Thiago Caserta · 2026-06-15 · ~6 min de leitura

Em dezembro de 2025, no recesso, resolvi testar uma ferramenta chamada Claude Code. Dei pra ela uma tarefa de programação de verdade, dessas que tomariam minha tarde inteira, e fui fazer um café. Quando voltei, ela tinha lido os arquivos do projeto, escrito o código, rodado os testes, encontrado um erro no próprio trabalho e corrigido o erro. Sem me perguntar nada no meio do caminho. Aquela meia hora mudou minha cabeça sobre o que essa tecnologia é.

O que estava trabalhando ali era um agente de IA. A definição sem jargão: agente é uma IA que recebe um objetivo e vai atrás dele por conta própria. Ele planeja os passos, usa ferramentas (abre arquivos, pesquisa na internet, executa programas, preenche sistemas), confere o próprio resultado e segue até terminar. O ChatGPT que você conhece funciona no ping-pong: você manda, ele responde, a bola volta pra sua mão. O agente é o funcionário que recebe a missão na segunda e entrega na sexta.

Se você chegou aqui pesquisando agentes de IA pra saber se isso é hype ou se é real, minha resposta de quem usa todo dia: é real, funciona dentro de limites bem específicos, e quem entender esses limites agora ganha uma vantagem desconfortável sobre quem preferir esperar a poeira baixar.

Qual a diferença entre um chatbot e um agente?

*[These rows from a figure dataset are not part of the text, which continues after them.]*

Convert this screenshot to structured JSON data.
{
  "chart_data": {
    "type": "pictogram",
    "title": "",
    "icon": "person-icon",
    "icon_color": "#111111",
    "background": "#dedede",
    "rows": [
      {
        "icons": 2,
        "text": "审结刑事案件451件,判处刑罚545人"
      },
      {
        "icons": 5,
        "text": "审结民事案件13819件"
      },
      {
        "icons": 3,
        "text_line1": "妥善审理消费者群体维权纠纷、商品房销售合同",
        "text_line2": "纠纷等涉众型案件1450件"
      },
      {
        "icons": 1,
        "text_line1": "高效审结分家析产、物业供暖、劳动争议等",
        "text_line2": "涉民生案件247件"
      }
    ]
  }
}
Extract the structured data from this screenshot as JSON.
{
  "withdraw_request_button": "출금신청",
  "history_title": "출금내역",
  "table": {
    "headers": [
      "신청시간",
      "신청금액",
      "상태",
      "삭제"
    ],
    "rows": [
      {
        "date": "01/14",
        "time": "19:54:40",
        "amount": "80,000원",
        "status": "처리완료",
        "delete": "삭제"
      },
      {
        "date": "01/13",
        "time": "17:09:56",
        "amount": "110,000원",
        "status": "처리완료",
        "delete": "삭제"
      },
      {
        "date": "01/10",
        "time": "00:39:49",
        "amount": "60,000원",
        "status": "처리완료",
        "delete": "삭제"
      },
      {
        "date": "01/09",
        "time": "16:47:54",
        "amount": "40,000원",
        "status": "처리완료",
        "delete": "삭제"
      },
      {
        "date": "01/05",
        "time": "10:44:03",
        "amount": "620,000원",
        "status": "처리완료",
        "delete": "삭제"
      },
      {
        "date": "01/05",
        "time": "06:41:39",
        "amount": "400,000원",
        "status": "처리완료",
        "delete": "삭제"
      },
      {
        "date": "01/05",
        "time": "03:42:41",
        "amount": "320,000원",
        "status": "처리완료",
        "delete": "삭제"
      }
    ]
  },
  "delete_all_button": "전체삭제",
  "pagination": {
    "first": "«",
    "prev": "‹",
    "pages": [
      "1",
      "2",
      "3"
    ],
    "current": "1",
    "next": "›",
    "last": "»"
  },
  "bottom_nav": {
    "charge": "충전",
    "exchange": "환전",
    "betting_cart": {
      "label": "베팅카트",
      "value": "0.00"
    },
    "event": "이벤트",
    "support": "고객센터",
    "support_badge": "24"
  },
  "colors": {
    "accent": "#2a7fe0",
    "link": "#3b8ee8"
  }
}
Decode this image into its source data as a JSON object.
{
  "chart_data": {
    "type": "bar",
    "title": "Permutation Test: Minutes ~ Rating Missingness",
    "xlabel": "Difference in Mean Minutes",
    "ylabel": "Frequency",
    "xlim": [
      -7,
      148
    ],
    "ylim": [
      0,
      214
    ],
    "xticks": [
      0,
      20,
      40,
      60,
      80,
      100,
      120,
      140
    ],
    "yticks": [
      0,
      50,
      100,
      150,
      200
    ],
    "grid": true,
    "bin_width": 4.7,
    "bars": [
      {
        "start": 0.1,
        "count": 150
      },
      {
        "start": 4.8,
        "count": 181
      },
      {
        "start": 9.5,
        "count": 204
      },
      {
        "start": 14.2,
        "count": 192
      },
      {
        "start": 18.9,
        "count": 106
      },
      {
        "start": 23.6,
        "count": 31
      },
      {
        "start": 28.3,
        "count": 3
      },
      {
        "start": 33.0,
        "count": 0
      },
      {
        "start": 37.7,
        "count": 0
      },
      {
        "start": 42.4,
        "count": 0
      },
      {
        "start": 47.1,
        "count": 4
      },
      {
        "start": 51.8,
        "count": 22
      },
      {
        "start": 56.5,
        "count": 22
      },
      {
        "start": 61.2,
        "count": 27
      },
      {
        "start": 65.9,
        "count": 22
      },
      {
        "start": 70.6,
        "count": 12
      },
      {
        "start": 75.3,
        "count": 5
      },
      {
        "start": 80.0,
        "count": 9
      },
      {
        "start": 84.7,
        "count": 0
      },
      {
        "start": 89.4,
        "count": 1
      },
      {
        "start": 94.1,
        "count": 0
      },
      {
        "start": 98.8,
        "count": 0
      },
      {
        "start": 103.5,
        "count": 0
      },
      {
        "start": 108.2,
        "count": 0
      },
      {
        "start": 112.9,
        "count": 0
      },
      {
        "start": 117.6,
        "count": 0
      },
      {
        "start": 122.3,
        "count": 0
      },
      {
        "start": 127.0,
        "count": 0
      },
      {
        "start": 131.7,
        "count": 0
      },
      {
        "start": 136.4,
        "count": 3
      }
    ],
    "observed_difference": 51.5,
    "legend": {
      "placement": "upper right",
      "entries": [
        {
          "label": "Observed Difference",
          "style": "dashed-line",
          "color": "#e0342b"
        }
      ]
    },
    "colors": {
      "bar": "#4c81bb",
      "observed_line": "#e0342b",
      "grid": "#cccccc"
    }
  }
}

Um exemplo deixa isso concreto. Peça pra um chatbot comum “compare os preços dos cinco maiores concorrentes do meu produto”. Ele vai te devolver um texto bonito baseado no que lembra do treinamento, provavelmente desatualizado. Agora peça a mesma coisa pra um agente de pesquisa: ele abre dezenas de páginas, visita os sites, coleta os preços de hoje, monta uma tabela e lista a fonte de cada número. O primeiro resultado você precisa conferir inteiro, porque veio da memória. O segundo já chega com os links do lado.

Por trás disso existe um ciclo simples: o agente planeja, executa um passo, olha o que aconteceu e decide o próximo. Quando algo dá errado, ele tenta outro caminho. É o mesmo ciclo que você usaria pra resolver o problema, só que sem cansar e sem reclamar. Eu explico em Workflows de IA por que quebrar trabalho em etapas melhora tanto o resultado; o agente é essa ideia levada ao extremo, porque ele mesmo cria as etapas e executa uma por uma.

O que os agentes já fazem bem em 2026

Programação é o caso mais maduro, disparado. O exemplo que eu mais gosto de contar: o Cowork, produto da Anthropic (a empresa por trás do Claude), foi construído por uma equipe de quatro engenheiros em dez dias, com boa parte do código escrita pela própria IA. Quatro pessoas. Dez dias. Cinco anos atrás, esse mesmo projeto seria um time inteiro trabalhando por um semestre.

Pesquisa profunda é o segundo caso sólido. Os modos de “deep research” dos grandes assistentes já produzem comparativos de mercado, levantamentos de fornecedores e análises iniciais de concorrência com fontes citadas. Isso não substitui a fonte primária quando o assunto é crítico, mas transforma dois dias de dez abas abertas em quarenta minutos de revisão.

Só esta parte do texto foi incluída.